If supply-side economic policies are about pro-business, in short, austerity measures are about…….. PRO-BUSINESS. Oh! come on again PRO-businesses. I understand how you feel. Spending cuts mean cuts to welfare schemes like subsidies for cooking gas. With no effective welfare schemes, people will have to scrape every Rupee. By keeping people poor and desperate, businesses get cheap labor. This way they don’t have to pay the full cost of labor to run their operations.
Pro-businesses policies do not necessarily mean a pro-free market either. Hand-outs and freebies are the terms we use to call welfare schemes. When it comes to bailing out companies, as I discussed in the previous section – supply-side economics, it is not hand-outs or freebies anymore. They became somehow some kind of sacred Pro-Business measures.
Handing out money is handing out whether it is to a poor family or a business. If it is a business, then it is against Free-market. In a free market, businesses are supposed to be competitive to survive and thrive. If it is not competitive, it should not survive. It should not get any help outside the free market – government or otherwise. That would only make the free market……Duh…..not free or less free.

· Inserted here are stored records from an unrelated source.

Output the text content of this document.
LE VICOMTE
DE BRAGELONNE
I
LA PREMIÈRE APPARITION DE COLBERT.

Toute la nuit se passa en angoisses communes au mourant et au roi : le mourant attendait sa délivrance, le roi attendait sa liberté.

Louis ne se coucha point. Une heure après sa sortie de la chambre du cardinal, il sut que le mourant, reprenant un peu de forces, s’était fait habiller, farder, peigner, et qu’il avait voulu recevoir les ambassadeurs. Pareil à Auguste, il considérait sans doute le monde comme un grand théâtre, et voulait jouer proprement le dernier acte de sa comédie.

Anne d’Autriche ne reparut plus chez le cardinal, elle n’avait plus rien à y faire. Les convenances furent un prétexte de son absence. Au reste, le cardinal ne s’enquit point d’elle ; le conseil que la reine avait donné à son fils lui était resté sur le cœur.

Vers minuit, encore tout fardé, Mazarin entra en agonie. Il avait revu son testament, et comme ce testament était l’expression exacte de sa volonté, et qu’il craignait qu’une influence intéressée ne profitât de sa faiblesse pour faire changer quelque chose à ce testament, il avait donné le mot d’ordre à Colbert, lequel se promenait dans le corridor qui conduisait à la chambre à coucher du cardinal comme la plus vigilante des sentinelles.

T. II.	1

If Businesses want to keep the free market, you know, free, they should raise capital through these four main ways:
(1) from early-stage investors; (2) by reinvesting profits; (3) by borrowing through banks or bonds; and (4) by selling stock.
Conclusion: Is there a cure for the plague?

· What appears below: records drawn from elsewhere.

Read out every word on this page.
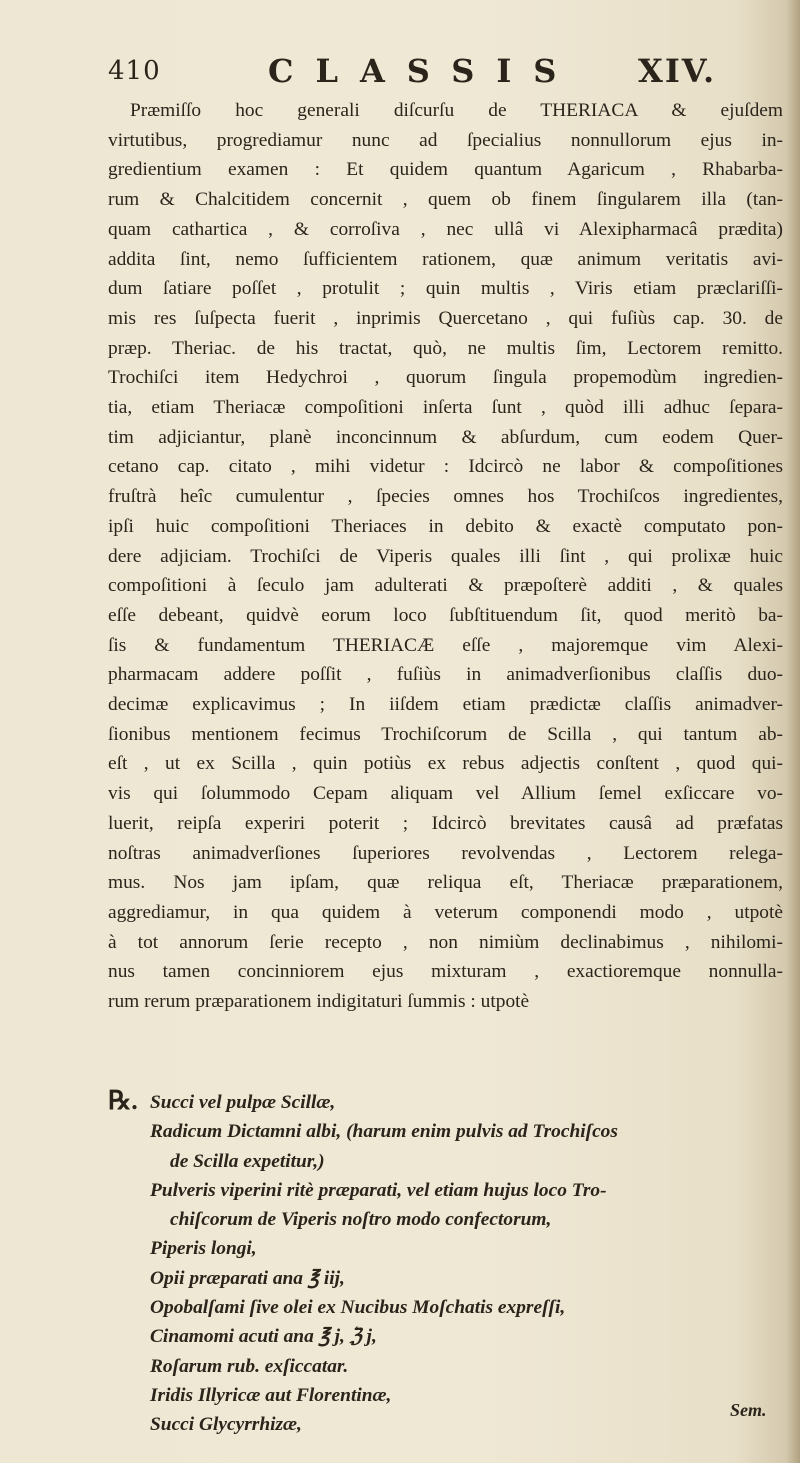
410	CLASSIS XIV.
Præmiſſo hoc generali diſcurſu de THERIACA & ejuſdem
virtutibus, progrediamur nunc ad ſpecialius nonnullorum ejus in-
gredientium examen : Et quidem quantum Agaricum , Rhabarba-
rum & Chalcitidem concernit , quem ob finem ſingularem illa (tan-
quam cathartica , & corroſiva , nec ullâ vi Alexipharmacâ prædita)
addita ſint, nemo ſufficientem rationem, quæ animum veritatis avi-
dum ſatiare poſſet , protulit ; quin multis , Viris etiam præclariſſi-
mis res ſuſpecta fuerit , inprimis Quercetano , qui fuſiùs cap. 30. de
præp. Theriac. de his tractat, quò, ne multis ſim, Lectorem remitto.
Trochiſci item Hedychroi , quorum ſingula propemodùm ingredien-
tia, etiam Theriacæ compoſitioni inſerta ſunt , quòd illi adhuc ſepara-
tim adjiciantur, planè inconcinnum & abſurdum, cum eodem Quer-
cetano cap. citato , mihi videtur : Idcircò ne labor & compoſitiones
fruſtrà heîc cumulentur , ſpecies omnes hos Trochiſcos ingredientes,
ipſi huic compoſitioni Theriaces in debito & exactè computato pon-
dere adjiciam. Trochiſci de Viperis quales illi ſint , qui prolixæ huic
compoſitioni à ſeculo jam adulterati & præpoſterè additi , & quales
eſſe debeant, quidvè eorum loco ſubſtituendum ſit, quod meritò ba-
ſis & fundamentum THERIACÆ eſſe , majoremque vim Alexi-
pharmacam addere poſſit , fuſiùs in animadverſionibus claſſis duo-
decimæ explicavimus ; In iiſdem etiam prædictæ claſſis animadver-
ſionibus mentionem fecimus Trochiſcorum de Scilla , qui tantum ab-
eſt , ut ex Scilla , quin potiùs ex rebus adjectis conſtent , quod qui-
vis qui ſolummodo Cepam aliquam vel Allium ſemel exſiccare vo-
luerit, reipſa experiri poterit ; Idcircò brevitates causâ ad præfatas
noſtras animadverſiones ſuperiores revolvendas , Lectorem relega-
mus. Nos jam ipſam, quæ reliqua eſt, Theriacæ præparationem,
aggrediamur, in qua quidem à veterum componendi modo , utpotè
à tot annorum ſerie recepto , non nimiùm declinabimus , nihilomi-
nus tamen concinniorem ejus mixturam , exactioremque nonnulla-
rum rerum præparationem indigitaturi ſummis : utpotè
℞. Succi vel pulpæ Scillæ,
Radicum Dictamni albi, (harum enim pulvis ad Trochiſcos
de Scilla expetitur,)
Pulveris viperini ritè præparati, vel etiam hujus loco Tro-
chiſcorum de Viperis noſtro modo confectorum,
Piperis longi,
Opii præparati ana ℥ iij,
Opobalſami ſive olei ex Nucibus Moſchatis expreſſi,
Cinamomi acuti ana ℥ j, ℨ j,
Roſarum rub. exſiccatar.
Iridis Illyricæ aut Florentinæ,
Succi Glycyrrhizæ,
Sem.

I think there is a cure or at least, a treatment. This cure can only come from thinking beyond supply-side economics, market fundamentalism and austerity measures. It is not possible to imagine a cure without thinking about people while we think about profit. It is difficult to imagine a treatment without thinking about the community while we think about the market. Therefore, the solution to the problem created by this economic policy can not come within its neo-liberal policy framework.